A bioética estuda a dimensão ética dos modos de tratar a vida humana e animal em pesquisas científicas. Em outras palavras, busca aliar uma perspectiva humanista aos avanços tecnológicos, entre os quais despontam temas delicados --e ainda não consensuais-- como clonagem, fertilização in vitro, transgênicos e células-tronco.

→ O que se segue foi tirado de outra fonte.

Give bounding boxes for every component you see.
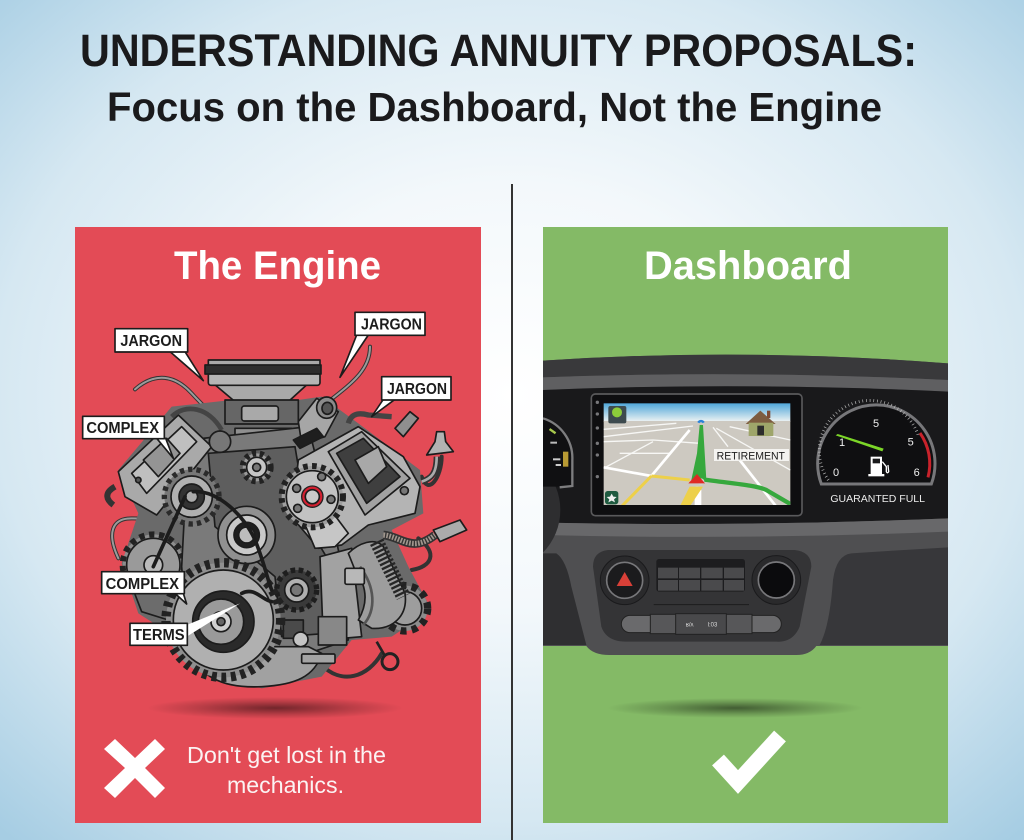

Ciclicamente, a questão volta ao debate, pois, como ensina Saad, cada salto da ciência cria problemas éticos que não podem ser resolvidos por apenas uma área. É necessário chamar outras disciplinas para criar um balizamento ético. Sem esse cuidado, a sociedade pode se autodestruir. Recorrendo à generosa partilha de ideias, que o professor promoveu ao longo dos seus bem vividos (e ainda muito ativos) 86 anos, o século 20 foi palco de cinco revoluções: a atômica, a molecular, a das comunicações, a do espaço sideral e a da nanotecnologia.

Agora, já estão aí os sinais de novo salto, resultante da integração dos cinco anteriores no que se pode chamar de tecnociência. A ética da sexta revolução herdará algumas características da bioética, cuja prática implica a livre escolha de valores. Coação, coerção, sedução, exploração ou qualquer mecanismo de inibição à liberdade são fraudes incompatíveis com o exercício ético.

A prática da bioética permite a resolução de conflitos inerentes aos avanços da ciência com o respeito a valores que pautam as grandes conquistas da humanidade: humildade, grandeza, prudência e solidariedade. Saad não prescinde da filosofia. Pergunta: o que faremos com tanto poder concedido pela ciência? A resposta, ele encontrou em Eric Hobsbawm, segundo quem o mundo não melhora sozinho, mas com posturas humanistas e inteligentes, como as adotadas por Saad Hossne ao longo de sua trajetória.